The “Connection Status” chart in Fig. 2.1 above supports the main “TCP State Transitions” graph by displaying the distribution of attempted connections—both successful and unsuccessful or timed-out connections. This visualization effectively illustrates the effect of attacks and the system’s response to network events. The scope of the chart is limited to the selected time range of traffic and updates dynamically as users adjust the selection using the context bar shown below in Fig. 2.2.

context bar
Figure 2.2—The context bar below the “TCP State Transitions” graph allows users to select specific ranges of time to populate the accompanying visualizations.

Events Data

TCP state transitions and events
Figure 3.1—TCP state activity and corresponding network events.

Among the most insightful data available is that which relates to both DDoS/network events and mitigation attempts. When pairing event data with TCP state transitions, it becomes easier to understand a system’s behavior. For instance, the bottom left of Fig. 3.1 above shows the “Apache-kill” attack beginning 55 seconds into the test at which point regular state transition activity halts. The attack ends at approximately 125 seconds and TCP state activity resumes, albeit irregularly, soon after at approximately 155 seconds. In the lower portion of Fig. 3.2 below, the end of the “Sockstress” attack at 101 seconds corresponds to the occurrence of a sudden spike in transitions seen in the upper portion of the figure.

Spike in state transitions post-attack.
Figure 3.2—Spike in state transitions after an attack ends.

Interactivity

Interactivity is crucial to allow for an in-depth analysis of the data. In the context of MAGICWAND, the structure of the data requires the ability to examine sections of a test run in greater detail. Fig. 3.2 above highlights the tooltip functionality and how it relates to the use of event data for analysis. Hovering over the “TCP State Transitions” graph reveals tooltips that display the total number of connections and TCP state breakdown for the selected time. The tooltip extends to the events graph as well and provides further insight and guidance for reading the data and drawing comparisons.

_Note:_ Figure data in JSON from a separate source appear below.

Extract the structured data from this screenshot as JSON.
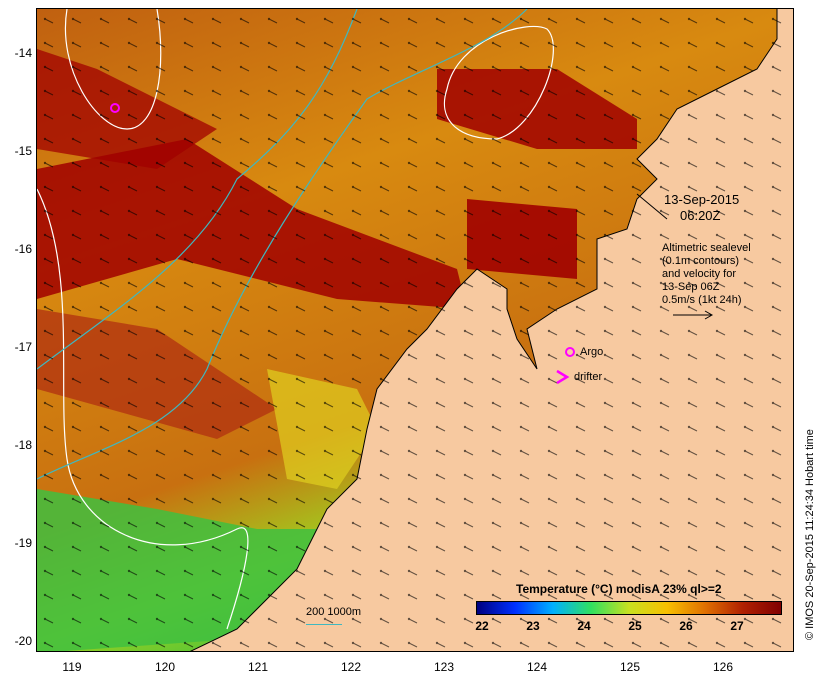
{
  "map": {
    "lon_ticks": [
      "119",
      "120",
      "121",
      "122",
      "123",
      "124",
      "125",
      "126"
    ],
    "lat_ticks": [
      "-14",
      "-15",
      "-16",
      "-17",
      "-18",
      "-19",
      "-20"
    ],
    "land_color": "#f7c9a0",
    "sea_warm_color": "#a00000",
    "sea_mid_color": "#d98a10",
    "sea_cool_color": "#3cc83c",
    "contour_color": "#ffffff",
    "isobath_color": "#3fb8c0",
    "argo_color": "#ff00ff"
  },
  "annotation": {
    "date": "13-Sep-2015",
    "time": "06:20Z",
    "info_lines": [
      "Altimetric sealevel",
      "(0.1m contours)",
      "and velocity for",
      "13-Sep 06Z",
      "0.5m/s (1kt 24h)"
    ]
  },
  "legend": {
    "argo_label": "Argo",
    "drifter_label": "drifter",
    "depth_label": "200  1000m"
  },
  "colorbar": {
    "title": "Temperature (°C) modisA 23% ql>=2",
    "ticks": [
      "22",
      "23",
      "24",
      "25",
      "26",
      "27"
    ],
    "colors": [
      "#00007f",
      "#0030ff",
      "#00b0ff",
      "#30e060",
      "#c8e020",
      "#f8c000",
      "#e07000",
      "#b02000",
      "#800000"
    ]
  },
  "credit": "© IMOS 20-Sep-2015 11:24:34 Hobart time"
}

Interaction affords users navigation through layers of hierarchical data and allows users to set parameters for viewing specific subsets of traffic. For instance, as illustrated in Fig. 4, radio buttons allows users to filter traffic by remote host type (e.g. Client, Attacker) or the sensor (e.g. Chicxulub) from which the connection was recorded.

 
 
unfiltered state transition activity
Figure 4.1—TCP state transition activity with no filters applied.
state transition activity for remote hosts labelled "Attack"
Figure 4.2—TCP state transition activity filtered by remote hosts labelled “Attack.”
state transition activity for remote hosts labelled "Client"
Figure 4.3—TCP state transition activity filtered by remote hosts labelled “Client.”

Conclusions

Network traffic data is complex but visualization tools are effective for understanding system behavior. Visualizing TCP state transitions and event data can provide valuable insight into how a system responds to DDoS/network events as well as mitigation attempts. Finally, interactivity affords the ability to examine the hierarchical structure of network traffic and distinguish patterns between benign and malicious clients. The MAGICWAND system visualizations have already proven useful for successfully diagnosing abnormal system behavior. Within the first two weeks of deployment, a team member used the interface to successfully identify and resolve a long-standing bug.

Acknowledgments

I’d like to take an opportunity to thank Tony Wong, Patrick Dwyer, and the rest of the MAGICWAND team for their ongoing support and feedback throughout the duration of my co-op and development of the interface. A special thank you to Robert Gove for his patience and mentorship—teaching me so much over the past six months. Finally, an extended thank you to the entire Data Science and Analytics teams for an amazing time here at Two Six Labs.

This research was developed with funding from the Defense Advanced Research Projects Agency (DARPA).

The views, opinions and/or findings expressed are those of the author and should not be interpreted as representing the official views or policies of the Department of Defense or the U.S. Government.